Is it possible to recover files from an encrypted external hard drive or USB stick?

First of all, note that it’s impossible to access an encrypted drive without the decryption credentials (a password or a so-called decryption key), neither for the authorized user nor for a data recovery utility. In addition, most encryption tools create a separate area on the drive that contains metadata necessary for the decryption. If this area happens to be corrupted or overwritten, no data recovery program will manage to convert the ciphered data back to its legible form. Nevertheless, if you have the password or key and the metadata area wasn’t severely damaged, the chances to restore data from an encrypted drive are quite high.

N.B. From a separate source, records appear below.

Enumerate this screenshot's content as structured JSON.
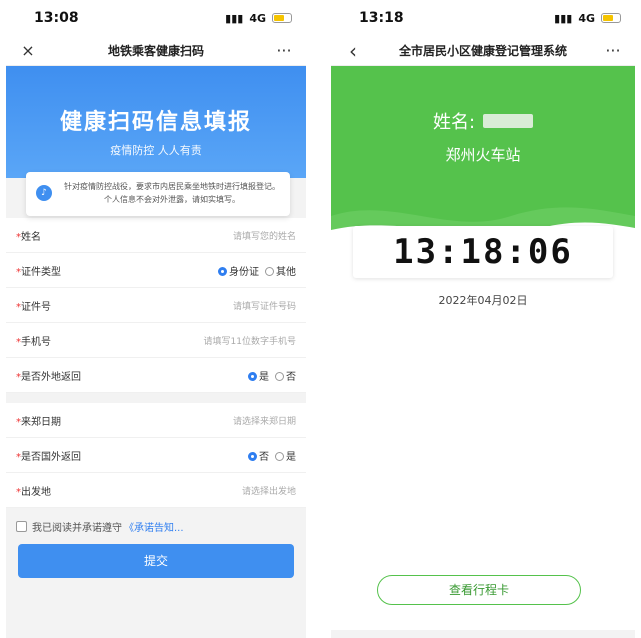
{
  "left": {
    "status": {
      "time": "13:08",
      "signal": "4G"
    },
    "nav": {
      "close": "×",
      "title": "地铁乘客健康扫码",
      "more": "···"
    },
    "banner": {
      "title": "健康扫码信息填报",
      "subtitle": "疫情防控 人人有责"
    },
    "notice": "针对疫情防控战役，要求市内居民乘坐地铁时进行填报登记。个人信息不会对外泄露，请如实填写。",
    "fields": [
      {
        "label": "姓名",
        "placeholder": "请填写您的姓名"
      },
      {
        "label": "证件类型",
        "options": [
          "身份证",
          "其他"
        ]
      },
      {
        "label": "证件号",
        "placeholder": "请填写证件号码"
      },
      {
        "label": "手机号",
        "placeholder": "请填写11位数字手机号"
      },
      {
        "label": "是否外地返回",
        "options": [
          "是",
          "否"
        ]
      },
      {
        "label": "来郑日期",
        "placeholder": "请选择来郑日期"
      },
      {
        "label": "是否国外返回",
        "options": [
          "否",
          "是"
        ]
      },
      {
        "label": "出发地",
        "placeholder": "请选择出发地"
      }
    ],
    "agree": {
      "text": "我已阅读并承诺遵守",
      "link": "《承诺告知..."
    },
    "submit": "提交"
  },
  "right": {
    "status": {
      "time": "13:18",
      "signal": "4G"
    },
    "nav": {
      "back": "‹",
      "title": "全市居民小区健康登记管理系统",
      "more": "···"
    },
    "name_label": "姓名:",
    "station": "郑州火车站",
    "clock": "13:18:06",
    "date": "2022年04月02日",
    "itinerary_button": "查看行程卡"
  },
  "colors": {
    "blue": "#3f8ff0",
    "green": "#55c24c"
  }
}
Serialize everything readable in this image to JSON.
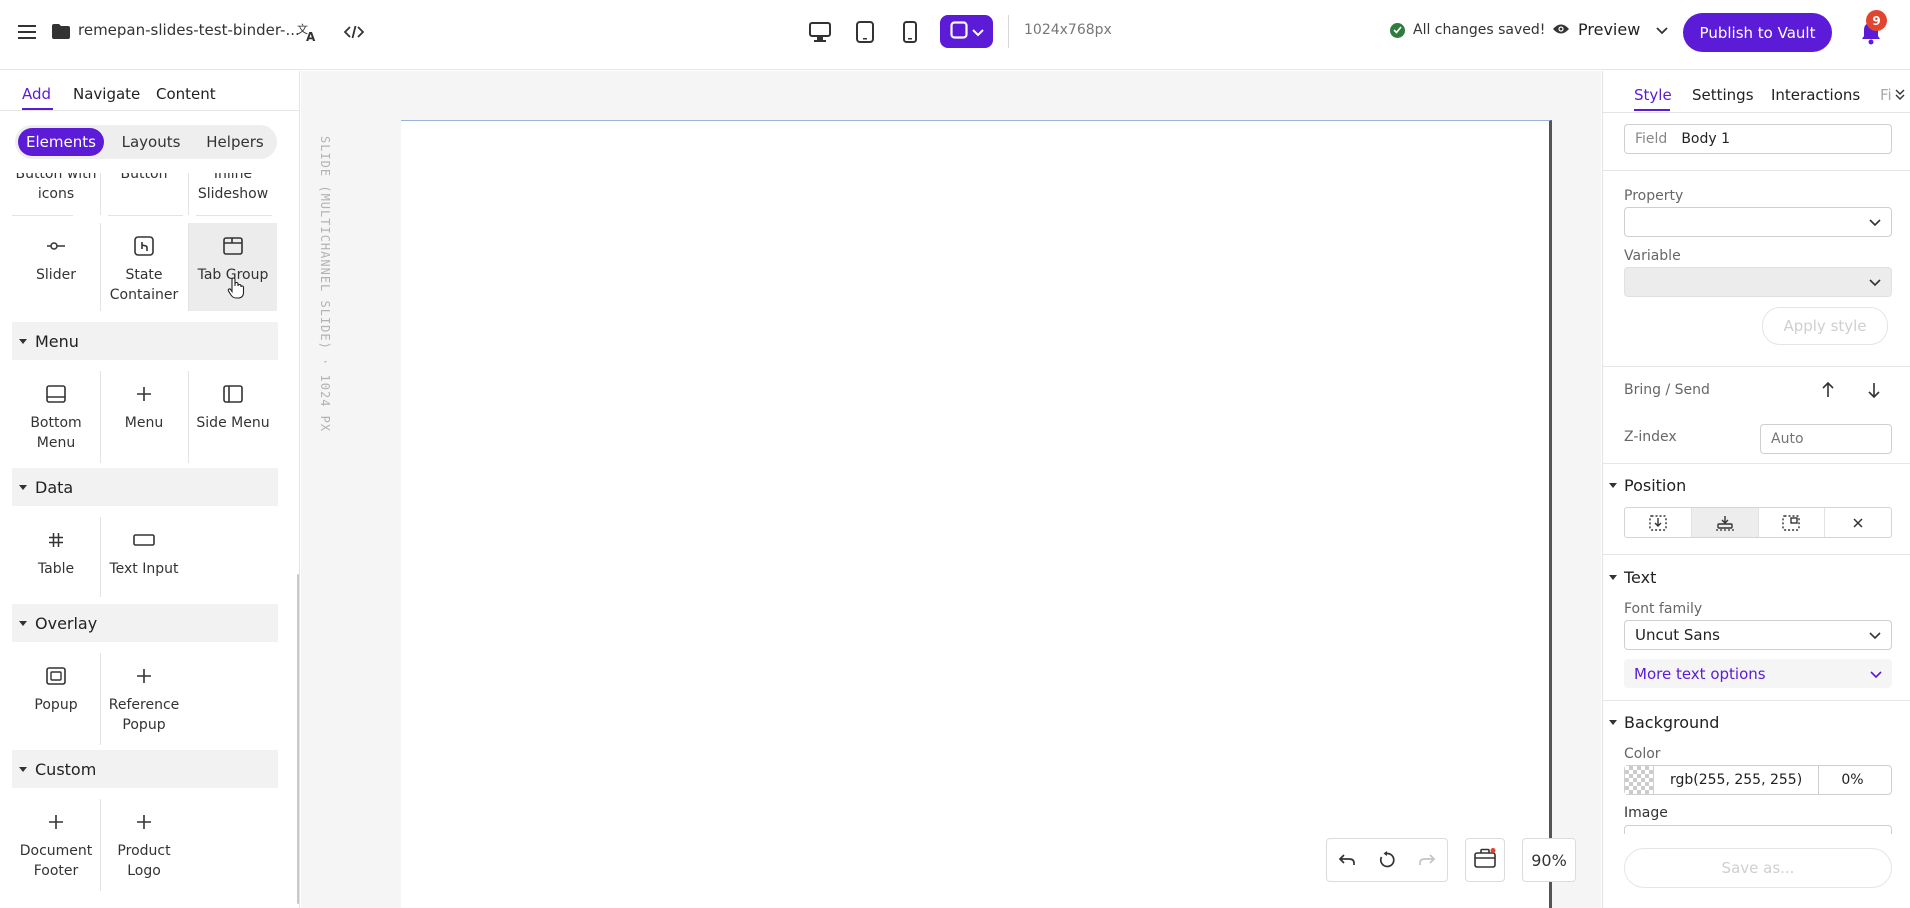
{
  "topbar": {
    "project_name": "remepan-slides-test-binder-...",
    "dimensions": "1024x768px",
    "save_status": "All changes saved!",
    "preview_label": "Preview",
    "publish_label": "Publish to Vault",
    "notification_count": "9",
    "device_icons": [
      "desktop-icon",
      "tablet-icon",
      "mobile-icon",
      "custom-size-icon"
    ]
  },
  "left": {
    "tabs": [
      "Add",
      "Navigate",
      "Content"
    ],
    "active_tab": "Add",
    "segments": [
      "Elements",
      "Layouts",
      "Helpers"
    ],
    "active_segment": "Elements",
    "top_row": [
      "Button with icons",
      "Button",
      "Inline Slideshow"
    ],
    "row_items": [
      "Slider",
      "State Container",
      "Tab Group"
    ],
    "hover_item": "Tab Group",
    "sections": {
      "menu": {
        "title": "Menu",
        "items": [
          "Bottom Menu",
          "Menu",
          "Side Menu"
        ]
      },
      "data": {
        "title": "Data",
        "items": [
          "Table",
          "Text Input"
        ]
      },
      "overlay": {
        "title": "Overlay",
        "items": [
          "Popup",
          "Reference Popup"
        ]
      },
      "custom": {
        "title": "Custom",
        "items": [
          "Document Footer",
          "Product Logo"
        ]
      }
    }
  },
  "canvas": {
    "slide_label": "SLIDE (MULTICHANNEL SLIDE) · 1024 PX",
    "zoom": "90%"
  },
  "right": {
    "tabs": [
      "Style",
      "Settings",
      "Interactions",
      "Fi"
    ],
    "active_tab": "Style",
    "field_label": "Field",
    "field_value": "Body 1",
    "property_label": "Property",
    "property_value": "",
    "variable_label": "Variable",
    "variable_value": "",
    "apply_style": "Apply style",
    "bring_send": "Bring / Send",
    "zindex_label": "Z-index",
    "zindex_placeholder": "Auto",
    "position_title": "Position",
    "text_title": "Text",
    "font_family_label": "Font family",
    "font_family_value": "Uncut Sans",
    "more_text_options": "More text options",
    "background_title": "Background",
    "color_label": "Color",
    "color_value": "rgb(255, 255, 255)",
    "color_opacity": "0%",
    "image_label": "Image",
    "save_as": "Save as..."
  },
  "colors": {
    "accent": "#5c1bd6",
    "saved_ok": "#2f7d3e",
    "badge": "#e0452f"
  }
}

Still, there are several important things to mention in this context:

  • No matter whether the data is encrypted or not, when it is overwritten or wiped out by the system, a user or a special file shredding utility, it becomes irrecoverable.
  • If you are not sure if your encrypted drive has been damaged physically, you’d better show it to a specialist of a reliable data recovery center.
  • In case there are bad sectors on your external drive, it is highly recommended that you clone it and work with the disk image instead of a physical device. The same applies to a low-performing disk of large capacity, as it may not withstand the workload and fail during the data recovery procedure. However, please mind that the cloning of damaged data storages requires certain technical skills, so it should be performed only by a qualified specialist or a person who has some expertise in dealing with such drives.

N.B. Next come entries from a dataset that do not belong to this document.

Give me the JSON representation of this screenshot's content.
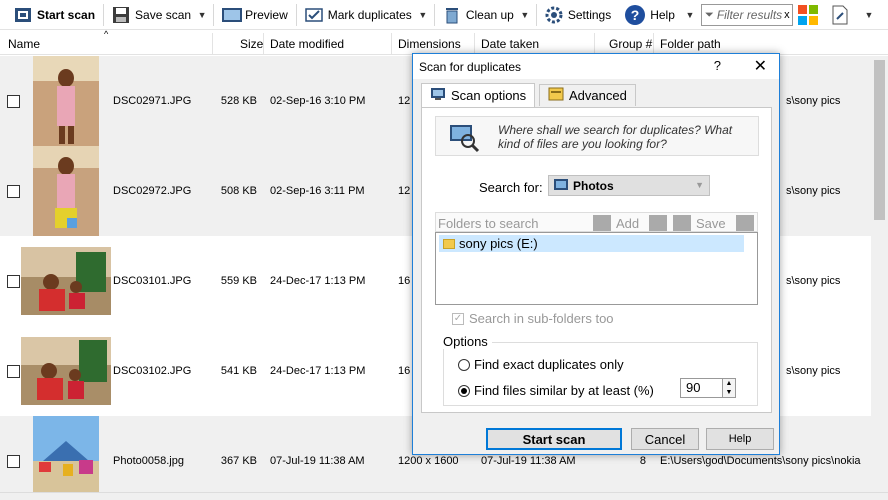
{
  "toolbar": {
    "start_scan": "Start scan",
    "save_scan": "Save scan",
    "preview": "Preview",
    "mark_duplicates": "Mark duplicates",
    "clean_up": "Clean up",
    "settings": "Settings",
    "help": "Help",
    "filter_placeholder": "Filter results",
    "filter_clear": "x"
  },
  "columns": {
    "name": "Name",
    "size": "Size",
    "date_modified": "Date modified",
    "dimensions": "Dimensions",
    "date_taken": "Date taken",
    "group": "Group #",
    "folder_path": "Folder path"
  },
  "rows": [
    {
      "name": "DSC02971.JPG",
      "size": "528 KB",
      "date_modified": "02-Sep-16 3:10 PM",
      "dimensions": "12",
      "date_taken": "",
      "group": "",
      "folder_path": "s\\sony pics"
    },
    {
      "name": "DSC02972.JPG",
      "size": "508 KB",
      "date_modified": "02-Sep-16 3:11 PM",
      "dimensions": "12",
      "date_taken": "",
      "group": "",
      "folder_path": "s\\sony pics"
    },
    {
      "name": "DSC03101.JPG",
      "size": "559 KB",
      "date_modified": "24-Dec-17 1:13 PM",
      "dimensions": "16",
      "date_taken": "",
      "group": "",
      "folder_path": "s\\sony pics"
    },
    {
      "name": "DSC03102.JPG",
      "size": "541 KB",
      "date_modified": "24-Dec-17 1:13 PM",
      "dimensions": "16",
      "date_taken": "",
      "group": "",
      "folder_path": "s\\sony pics"
    },
    {
      "name": "Photo0058.jpg",
      "size": "367 KB",
      "date_modified": "07-Jul-19 11:38 AM",
      "dimensions": "1200 x 1600",
      "date_taken": "07-Jul-19 11:38 AM",
      "group": "8",
      "folder_path": "E:\\Users\\god\\Documents\\sony pics\\nokia"
    }
  ],
  "dialog": {
    "title": "Scan for duplicates",
    "help_glyph": "?",
    "close_glyph": "✕",
    "tab_scan_options": "Scan options",
    "tab_advanced": "Advanced",
    "prompt": "Where shall we search for duplicates? What kind of files are you looking for?",
    "search_for_label": "Search for:",
    "search_for_value": "Photos",
    "folders_to_search": "Folders to search",
    "add_label": "Add",
    "save_label": "Save",
    "folder_item": "sony pics (E:)",
    "subfolders": "Search in sub-folders too",
    "options_label": "Options",
    "opt_exact": "Find exact duplicates only",
    "opt_similar": "Find files similar by at least (%)",
    "similarity_value": "90",
    "start_scan": "Start scan",
    "cancel": "Cancel",
    "help": "Help"
  }
}
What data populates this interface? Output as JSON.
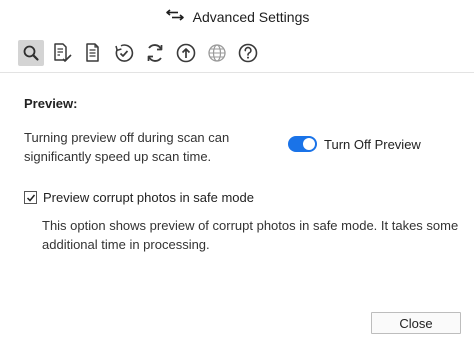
{
  "window": {
    "title": "Advanced Settings",
    "title_icon": "back-arrows-icon"
  },
  "toolbar": {
    "items": [
      {
        "icon": "search-icon",
        "active": true
      },
      {
        "icon": "document-edit-icon",
        "active": false
      },
      {
        "icon": "document-list-icon",
        "active": false
      },
      {
        "icon": "clock-check-icon",
        "active": false
      },
      {
        "icon": "refresh-icon",
        "active": false
      },
      {
        "icon": "upload-icon",
        "active": false
      },
      {
        "icon": "globe-icon",
        "active": false
      },
      {
        "icon": "help-icon",
        "active": false
      }
    ]
  },
  "preview": {
    "heading": "Preview:",
    "description": "Turning preview off during scan can significantly speed up scan time.",
    "toggle_label": "Turn Off Preview",
    "toggle_on": true
  },
  "corrupt_preview": {
    "label": "Preview corrupt photos in safe mode",
    "checked": true,
    "description": "This option shows preview of corrupt photos in safe mode. It takes some additional time in processing."
  },
  "footer": {
    "close_label": "Close"
  },
  "colors": {
    "accent": "#1a73e8",
    "active_tab_bg": "#d4d4d4",
    "icon": "#3a3a3a"
  }
}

Restoring files from an external hardware-encrypted drive

Hardware-encrypted external drives are typically protected against brute-force search (systematically checking all possible passwords/keys). After a certain number of consecutive incorrect password entries, the encryption key is deleted and the drive is blocked, so its data becomes inaccessible neither for users, nor for data recovery software. Some devices may have a self-destruct or hard reset feature that is enabled after exceeding the maximum password entry attempts.

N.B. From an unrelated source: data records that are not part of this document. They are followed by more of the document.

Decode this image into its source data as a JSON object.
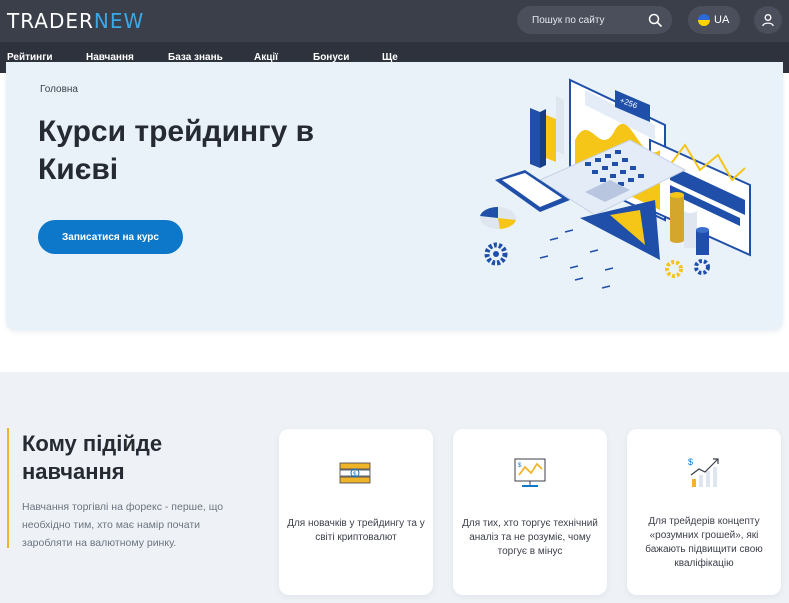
{
  "header": {
    "logo_part1": "TRADER",
    "logo_part2": "NEW",
    "search_placeholder": "Пошук по сайту",
    "language": "UA"
  },
  "nav": {
    "items": [
      "Рейтинги",
      "Навчання",
      "База знань",
      "Акції",
      "Бонуси",
      "Ще"
    ]
  },
  "hero": {
    "breadcrumb": "Головна",
    "title": "Курси трейдингу в Києві",
    "cta_label": "Записатися на курс",
    "illustration_label": "+256"
  },
  "audience": {
    "title": "Кому підійде навчання",
    "text": "Навчання торгівлі на форекс - перше, що необхідно тим, хто має намір почати заробляти на валютному ринку.",
    "cards": [
      {
        "icon": "money-stack-icon",
        "text": "Для новачків у трейдингу та у світі криптовалют"
      },
      {
        "icon": "monitor-chart-icon",
        "text": "Для тих, хто торгує технічний аналіз та не розуміє, чому торгує в мінус"
      },
      {
        "icon": "growth-chart-icon",
        "text": "Для трейдерів концепту «розумних грошей», які бажають підвищити свою кваліфікацію"
      }
    ]
  },
  "colors": {
    "topbar": "#3b3f4a",
    "nav": "#2e323c",
    "accent_blue": "#0d78c9",
    "accent_yellow": "#f0b429"
  }
}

Due to the specifics of the protection mechanisms and the impossibility to access the hardware encryption key, data restore programs cannot decrypt such disks, nor can they read or detect them. Thus, if you don’t have the correct password, there is no chance to recover files from a hardware-encrypted external data storage device.

Restoring files from an external software-encrypted drive

When it comes to external USB-connected drives encrypted with BitLocker, LUKS, FileVault, APFS encryption or some third-party program, the lost or deleted data can be recovered, provided you have the correct password (or at least the recovery key in case of BitLocker or APFS encryption) and the area which holds the encryption metadata ("key material") wasn’t severely damaged or overwritten. The recovery key is a numerical password that is automatically generated by the system when you activate the encryption, and that can be saved to a safe place and used in case you forgot your password.

And when it comes to recovering files from an encrypted external device, some data recovery programs let you decrypt the storage directly in the interface and then process it like an ordinary external hard drive. So, there is no need to decrypt it beforehand in the OS.